Ahhh, there's nothing like a good poker game, and that's pretty much what we're seeing as various outdoor and recreational blocs are lobbying Interior Secretary Dirk Kempthorne hard over the latest version of the National Park Service's Management Policies.
As I noted the other day, the American Recreation Coalition is marshaling its members to pressure Fran to back away from the current version of the MPs when she testifies Monday before Representative Steven Pearce's parks subcommittee.
Well, that ante was matched this week when the Outdoor Alliance -- a coalition of human-powered sports groups that includes the Access Fund, the Winter Wildlands Alliance, the American Hiking Society, the American Canoe Association, American Whitewater, and the International Mountain Bicycling Association -- wrote Dirk to praise the current form of the MPs.
"We write this letter to express our deep satisfaction with the 2006 National Park Service Draft Management Policies and our gratitude for your wisdom and hard work on what has been a contentious matter," the letter reads. "By unambiguously and expressly articulating the primacy of conservation, the department, simply put, got it right and engendered a high level of confidence among the human-powered outdoor recreation community regarding the future of the parks."

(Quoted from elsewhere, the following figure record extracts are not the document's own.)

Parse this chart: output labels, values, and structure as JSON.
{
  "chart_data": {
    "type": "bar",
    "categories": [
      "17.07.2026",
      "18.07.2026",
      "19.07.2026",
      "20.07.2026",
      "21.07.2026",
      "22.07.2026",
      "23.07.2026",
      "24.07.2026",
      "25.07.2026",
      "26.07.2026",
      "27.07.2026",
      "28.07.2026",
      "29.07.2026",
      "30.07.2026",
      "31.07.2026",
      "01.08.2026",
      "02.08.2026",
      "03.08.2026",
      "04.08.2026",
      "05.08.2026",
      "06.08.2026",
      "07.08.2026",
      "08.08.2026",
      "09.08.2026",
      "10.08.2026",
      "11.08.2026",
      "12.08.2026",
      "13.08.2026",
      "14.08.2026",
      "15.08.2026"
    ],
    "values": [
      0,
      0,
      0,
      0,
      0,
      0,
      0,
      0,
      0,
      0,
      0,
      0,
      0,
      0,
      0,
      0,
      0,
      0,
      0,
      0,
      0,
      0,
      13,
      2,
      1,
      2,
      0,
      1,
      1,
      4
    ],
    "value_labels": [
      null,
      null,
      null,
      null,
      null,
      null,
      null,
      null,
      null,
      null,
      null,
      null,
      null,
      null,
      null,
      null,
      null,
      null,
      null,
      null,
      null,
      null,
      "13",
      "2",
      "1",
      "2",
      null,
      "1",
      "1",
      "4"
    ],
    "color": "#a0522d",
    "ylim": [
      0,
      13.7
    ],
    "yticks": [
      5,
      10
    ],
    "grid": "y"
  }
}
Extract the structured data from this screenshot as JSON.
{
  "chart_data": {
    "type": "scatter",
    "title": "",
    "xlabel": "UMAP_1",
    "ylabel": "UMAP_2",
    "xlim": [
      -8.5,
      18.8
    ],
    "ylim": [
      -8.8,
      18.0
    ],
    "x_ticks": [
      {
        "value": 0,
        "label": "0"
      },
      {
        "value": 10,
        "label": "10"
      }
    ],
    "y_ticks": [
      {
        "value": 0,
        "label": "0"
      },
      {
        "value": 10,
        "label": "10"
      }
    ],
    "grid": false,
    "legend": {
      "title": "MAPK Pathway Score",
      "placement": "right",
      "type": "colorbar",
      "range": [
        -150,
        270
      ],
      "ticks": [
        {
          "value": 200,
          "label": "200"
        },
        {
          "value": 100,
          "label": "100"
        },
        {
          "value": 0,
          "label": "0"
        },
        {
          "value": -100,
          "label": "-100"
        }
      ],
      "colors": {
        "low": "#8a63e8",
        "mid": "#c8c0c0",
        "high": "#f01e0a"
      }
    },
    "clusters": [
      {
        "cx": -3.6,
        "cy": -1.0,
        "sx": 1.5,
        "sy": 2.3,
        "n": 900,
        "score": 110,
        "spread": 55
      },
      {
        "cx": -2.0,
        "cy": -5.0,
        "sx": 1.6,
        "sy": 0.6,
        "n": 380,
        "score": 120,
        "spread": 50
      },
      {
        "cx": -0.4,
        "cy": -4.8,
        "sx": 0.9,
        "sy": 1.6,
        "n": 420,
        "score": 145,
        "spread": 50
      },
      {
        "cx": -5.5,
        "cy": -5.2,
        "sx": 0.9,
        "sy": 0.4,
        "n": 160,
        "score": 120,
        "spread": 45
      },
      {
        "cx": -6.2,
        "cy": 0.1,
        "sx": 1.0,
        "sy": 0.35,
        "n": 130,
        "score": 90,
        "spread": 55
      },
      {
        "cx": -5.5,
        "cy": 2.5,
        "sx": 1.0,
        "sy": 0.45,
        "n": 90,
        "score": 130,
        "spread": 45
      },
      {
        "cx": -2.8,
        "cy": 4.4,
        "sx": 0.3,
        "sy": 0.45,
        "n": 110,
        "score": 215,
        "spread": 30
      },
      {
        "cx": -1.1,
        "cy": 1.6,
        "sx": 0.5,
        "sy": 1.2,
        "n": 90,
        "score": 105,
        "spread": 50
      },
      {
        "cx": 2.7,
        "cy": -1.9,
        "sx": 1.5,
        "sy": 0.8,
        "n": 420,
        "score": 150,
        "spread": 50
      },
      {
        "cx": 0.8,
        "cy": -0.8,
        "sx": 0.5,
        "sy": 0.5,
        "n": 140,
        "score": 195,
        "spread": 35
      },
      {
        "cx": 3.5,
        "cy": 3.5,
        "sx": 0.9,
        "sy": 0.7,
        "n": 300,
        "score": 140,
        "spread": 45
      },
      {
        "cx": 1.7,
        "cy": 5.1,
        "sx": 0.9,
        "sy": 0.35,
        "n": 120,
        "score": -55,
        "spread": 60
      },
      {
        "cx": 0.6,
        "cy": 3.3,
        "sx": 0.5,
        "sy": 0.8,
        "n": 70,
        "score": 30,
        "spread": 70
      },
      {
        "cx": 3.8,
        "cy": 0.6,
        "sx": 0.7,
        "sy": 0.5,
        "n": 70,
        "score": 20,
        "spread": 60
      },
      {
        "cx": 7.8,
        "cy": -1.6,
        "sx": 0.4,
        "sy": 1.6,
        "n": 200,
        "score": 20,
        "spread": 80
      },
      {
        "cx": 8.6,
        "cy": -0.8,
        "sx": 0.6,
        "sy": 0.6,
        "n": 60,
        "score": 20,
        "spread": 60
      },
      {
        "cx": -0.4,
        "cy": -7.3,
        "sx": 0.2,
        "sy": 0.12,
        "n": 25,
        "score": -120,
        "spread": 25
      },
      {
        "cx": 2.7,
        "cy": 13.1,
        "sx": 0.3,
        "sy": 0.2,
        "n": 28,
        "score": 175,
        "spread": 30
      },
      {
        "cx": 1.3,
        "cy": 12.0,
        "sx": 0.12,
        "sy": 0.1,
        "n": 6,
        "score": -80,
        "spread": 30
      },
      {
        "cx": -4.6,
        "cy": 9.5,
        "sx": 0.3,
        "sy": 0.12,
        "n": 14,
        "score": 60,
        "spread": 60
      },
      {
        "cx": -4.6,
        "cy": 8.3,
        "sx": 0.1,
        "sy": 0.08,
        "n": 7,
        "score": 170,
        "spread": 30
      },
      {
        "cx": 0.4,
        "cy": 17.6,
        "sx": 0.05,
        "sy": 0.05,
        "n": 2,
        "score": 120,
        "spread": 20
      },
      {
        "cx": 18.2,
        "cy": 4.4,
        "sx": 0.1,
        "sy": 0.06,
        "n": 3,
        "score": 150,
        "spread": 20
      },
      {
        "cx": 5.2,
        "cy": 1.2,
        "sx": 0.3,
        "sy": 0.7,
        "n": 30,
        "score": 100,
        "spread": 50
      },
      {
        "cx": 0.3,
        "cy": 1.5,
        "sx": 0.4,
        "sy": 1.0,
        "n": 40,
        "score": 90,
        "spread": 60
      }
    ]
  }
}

It will be interesting to see how this game ends. No doubt ARC and its affiliates have much deeper pockets than the Outdoor Alliance. But, as I've been saying for nearly a year now, the national parks are not the place for every form of machinery and technology humankind can devise.
Money almost always wins every argument, but hopefully saner heads will prevail in Washington as this tug-of-war over the way our national parks are managed plays out.
As the Outdoor Alliance notes in its letter to Dirk, "Pursuits like descending through a steep river gorge or hiking through an ancient forest can (at their best) facilitate a sense of transcendence and timelessness that not only go to the very essence of why we have national parks, but also to the necessity that these lands remain unimpaired for future generations."
There is no need to turn our national parks into amusement parks with thrill rides. Nature creates her own thrills. To allow ATVs and personal watercraft to intrude on a sunset, to allow them to gouge ruts into the forests and across meadows or to dance atop lakes plied by canoes and kayaks, makes no sense.